4. The Government states in its report that it was not necessary to take special measures to facilitate the application in practice of the principle set out in the Convention since discrimination does not exist in the country between men and women as regards their remuneration. The Committee notes this statement. It wishes, however, to point out that the principle of the payment of remuneration to men and women on the basis of the value of their work necessarily implies the adoption of a technique for an objective appraisal and comparison of the relative value of the work performed and that, moreover, this technique is essential for determining whether jobs of a different nature nevertheless have the same value for the purposes of remuneration, in accordance with the principle set out in the Convention (please refer in this connection to paragraphs 138 to 150 of the 1986 General Survey). The Committee would therefore be grateful if the Government would indicate the methods and criteria on which wages in excess of the statutory minimum are determined and, in particular, wages that are established by individual contracts or collective agreements. Please also supply copies of some of the most recent agreements and, in particular, those applicable in sectors employing a significant proportion of women.

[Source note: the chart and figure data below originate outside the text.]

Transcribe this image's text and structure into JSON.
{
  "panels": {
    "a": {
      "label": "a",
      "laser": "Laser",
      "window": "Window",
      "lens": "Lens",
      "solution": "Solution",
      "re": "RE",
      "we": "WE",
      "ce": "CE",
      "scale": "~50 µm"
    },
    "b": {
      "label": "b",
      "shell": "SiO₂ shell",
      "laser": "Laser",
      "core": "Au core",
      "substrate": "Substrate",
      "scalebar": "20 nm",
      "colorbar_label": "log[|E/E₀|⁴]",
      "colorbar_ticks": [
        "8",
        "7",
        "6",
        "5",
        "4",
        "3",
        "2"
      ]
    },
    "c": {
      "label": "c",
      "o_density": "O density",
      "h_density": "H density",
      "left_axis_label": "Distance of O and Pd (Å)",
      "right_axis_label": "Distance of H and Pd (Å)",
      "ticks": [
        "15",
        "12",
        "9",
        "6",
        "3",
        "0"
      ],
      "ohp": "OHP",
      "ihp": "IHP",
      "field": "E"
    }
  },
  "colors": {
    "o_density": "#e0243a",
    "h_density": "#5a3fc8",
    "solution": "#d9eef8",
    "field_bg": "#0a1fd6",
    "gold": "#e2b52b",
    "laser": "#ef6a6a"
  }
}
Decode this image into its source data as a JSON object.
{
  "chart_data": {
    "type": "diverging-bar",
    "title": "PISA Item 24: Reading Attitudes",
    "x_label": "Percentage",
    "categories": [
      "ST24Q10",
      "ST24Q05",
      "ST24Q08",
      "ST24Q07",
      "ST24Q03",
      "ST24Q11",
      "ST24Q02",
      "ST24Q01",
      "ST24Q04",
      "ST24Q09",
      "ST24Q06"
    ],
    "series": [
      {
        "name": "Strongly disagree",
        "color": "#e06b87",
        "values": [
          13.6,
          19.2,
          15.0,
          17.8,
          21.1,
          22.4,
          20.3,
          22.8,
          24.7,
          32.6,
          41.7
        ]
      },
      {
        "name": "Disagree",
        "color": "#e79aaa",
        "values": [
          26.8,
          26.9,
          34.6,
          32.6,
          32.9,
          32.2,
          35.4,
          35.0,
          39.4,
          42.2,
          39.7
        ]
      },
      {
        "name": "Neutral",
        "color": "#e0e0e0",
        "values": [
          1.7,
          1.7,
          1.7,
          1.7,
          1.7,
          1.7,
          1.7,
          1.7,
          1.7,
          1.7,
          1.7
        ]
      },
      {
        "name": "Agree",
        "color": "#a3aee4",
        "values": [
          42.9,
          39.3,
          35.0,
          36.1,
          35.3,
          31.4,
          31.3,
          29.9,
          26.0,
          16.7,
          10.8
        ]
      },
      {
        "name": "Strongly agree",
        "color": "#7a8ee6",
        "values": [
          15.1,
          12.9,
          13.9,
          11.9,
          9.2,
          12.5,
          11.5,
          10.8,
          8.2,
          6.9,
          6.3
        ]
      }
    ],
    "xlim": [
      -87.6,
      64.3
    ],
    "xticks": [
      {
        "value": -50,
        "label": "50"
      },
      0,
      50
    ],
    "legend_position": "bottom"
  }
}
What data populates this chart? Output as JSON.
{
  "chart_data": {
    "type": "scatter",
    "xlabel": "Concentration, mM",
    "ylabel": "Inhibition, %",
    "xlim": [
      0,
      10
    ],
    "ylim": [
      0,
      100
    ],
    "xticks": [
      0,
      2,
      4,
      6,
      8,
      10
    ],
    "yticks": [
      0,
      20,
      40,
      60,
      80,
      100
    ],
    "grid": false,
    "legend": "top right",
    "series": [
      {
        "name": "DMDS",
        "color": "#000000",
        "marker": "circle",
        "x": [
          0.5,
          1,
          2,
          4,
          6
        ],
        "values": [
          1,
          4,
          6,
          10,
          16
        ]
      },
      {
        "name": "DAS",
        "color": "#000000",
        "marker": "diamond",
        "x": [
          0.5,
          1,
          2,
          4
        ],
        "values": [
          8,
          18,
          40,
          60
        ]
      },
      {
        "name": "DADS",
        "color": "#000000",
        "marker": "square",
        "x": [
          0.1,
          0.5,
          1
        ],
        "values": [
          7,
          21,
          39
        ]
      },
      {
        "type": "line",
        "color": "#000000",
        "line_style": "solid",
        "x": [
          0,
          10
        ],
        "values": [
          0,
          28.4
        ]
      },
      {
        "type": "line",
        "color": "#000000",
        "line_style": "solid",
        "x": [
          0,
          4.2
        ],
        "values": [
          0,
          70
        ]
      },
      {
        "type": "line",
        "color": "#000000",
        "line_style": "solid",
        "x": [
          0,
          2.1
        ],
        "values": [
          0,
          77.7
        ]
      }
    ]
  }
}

5. As regards the public sector, the Committee notes Act No. 18647 of 1987 readjusting remuneration in this sector and requests the Government to indicate the methods and criteria used as a basis for establishing remuneration, and to state how, in law and in practice, the principle of equal remuneration for work of equal value is applied to employees in the public administration, the national Congress and the judicial authorities, as well as to employees in state enterprises and institutions who are not covered by the Labour Code.

6. The Committee also requests the Government to supply information on how co-operation is ensured, in practice, with employers' and workers' organisations in order to give effect to the provisions of the Convention (Article 4).